Censorship in the Philippines | Opinion of the applicant

Coming from a generation known as the “martial law babies,” I remember what it was like to live with censorship in print, TV, and movies. “Voltes V”, my favorite Japanese anime, was banned for violence. My career took off after 1986 when freedom of the press was restored and the media mushroomed. Although there was no longer censorship, my column was tolerated because the story was considered “safe” until I realized that sometimes I could comment on the present using the past tense. Then came the internet and social networks which opened the floodgates of information, delivered at a speed and in quantity that we are all humanly incapable of digesting. Created with all good intentions, who knew the internet would be weaponized using fake news, conspiracy theories, “alternative facts” and more. A tsunami of misinformation online continues to challenge those who aren’t critical enough to sift facts from lies. Short of censorship and fact-checking, what can we do to stem the tide?

The first step would be to write a history of censorship in the Philippines that dates back to the Comision de Censura in the Spanish colonial era. The first stop should be the primary sources housed in the National Archives of the Philippines where the relevant material is organized into bundles marked “Censura”. The documents and notes Wenceslao E. Retana used for his 1908 book “La censura de imprenta en Filipinas” (Censorship of Printing in the Philippines) are held at the New York Public Library. Then there was the Catholic Index Librorum Prohibitorum (Index of Forbidden Books) first compiled in 1557 by Pope Paul IV which was abolished in 1966 by Paul VI.

The Catholic Index was used by the Comision de Censura to determine which books could be printed or imported into the Philippines. The Manila censors were so strict that they even confiscated math books and dictionaries from the Aduana or the Customs House until someone competent enough (or patient) came to examine and clean the books. for publication. Aside from Rizal’s books, would you believe “Robinson Crusoe” was suspicious? The late Bienvenido Lumbera said that Filipinos were not allowed to own Bibles or read them unsupervised for much of the Spanish colonial period because it was feared that the natives might misunderstand or misinterpret the text. A 19th-century travelogue from the Philippines said Customs inspections in Manila were tied to concealed weapons and Bibles smuggled into the country.
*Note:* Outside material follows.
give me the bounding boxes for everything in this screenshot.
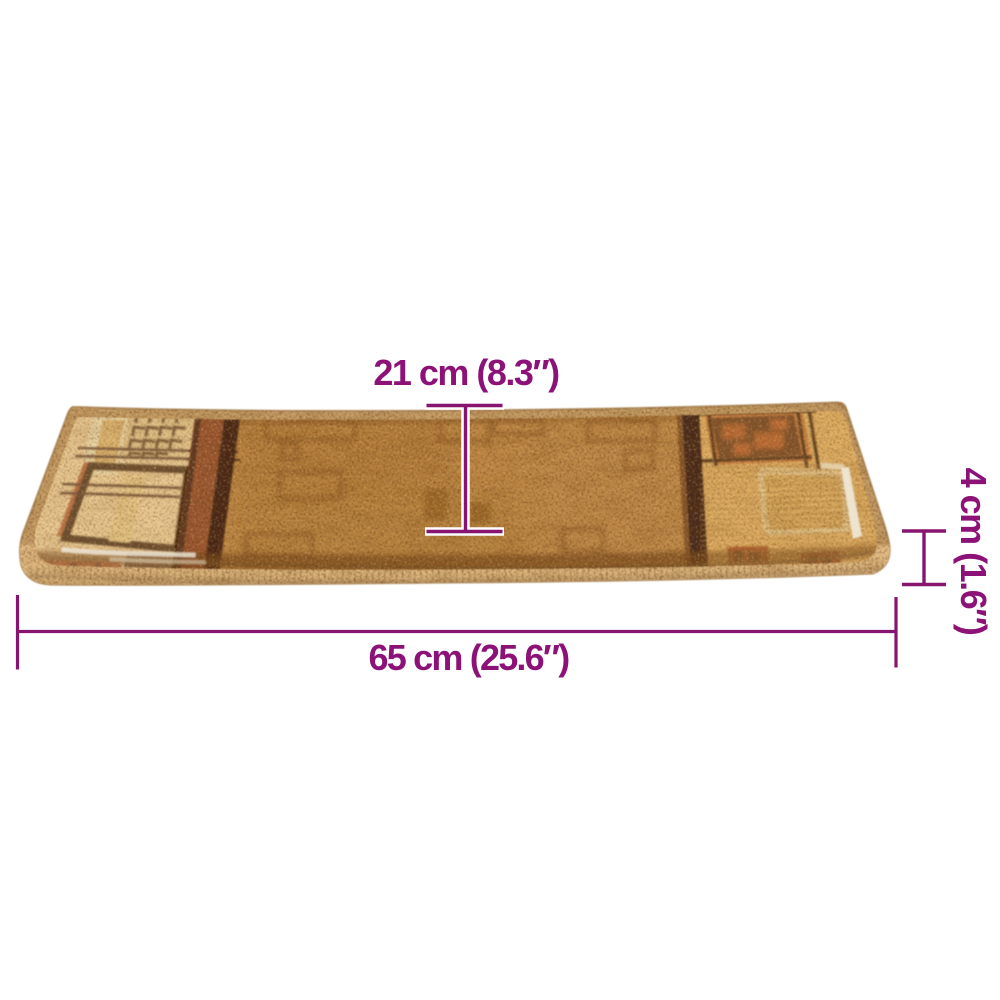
svg-text:4 cm (1.6″): 4 cm (1.6″) bbox=[953, 468, 994, 635]
svg-text:65 cm (25.6″): 65 cm (25.6″) bbox=[369, 637, 570, 678]
svg-text:21 cm (8.3″): 21 cm (8.3″) bbox=[373, 352, 559, 393]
World War II period books sold at Recto dealers and Ermita antique shops usually had a red stamp on the flyleaf or title pages attesting that they had passed the scrutiny of the Japanese military administration. . In these books, American icons such as the Stars and Stripes or the face of George Washington were covered in black ink. In the library of San Beda College, I was surprised to find issues from the 1950s of National Geographic where ethnographic photos of bare-breasted tribal women were decently covered in virgin ink. The practice continued until the late 1990s, when the Librarian also downgraded GQ and other magazines. I caught the attention of librarians and reminded them of their duty to make information accessible rather than censoring what they deemed inappropriate. Their polite response was, “If we don’t cover these hot ladies, some boys will rip them out of the magazines and bring them home.” Now that Internet porn is readily available, librarians have hopefully stopped censoring magazines.

Censorship is fascinating as a reflection of the times – what people found objectionable yesterday is acceptable today. Filemon V. Tutay, in the 1933 Philippines Free Press, reported that deleted footage from the film “Ligaw na Bulaklak” had been saved, but the producers planned to recycle them for the sequel “Lantang Bulaklak”. Seven hundred feet of film were cut from “Satanas”, a film about medical misconduct. Then there was the censorship of “Dalaga”, not for its sexual content, but for being “harmful to government policy”. All the deleted images pasted together were kept in the Censors Board vault which was destroyed in the Battle of Manila in 1945. A great loss for the still unwritten history of censorship in the Philippines.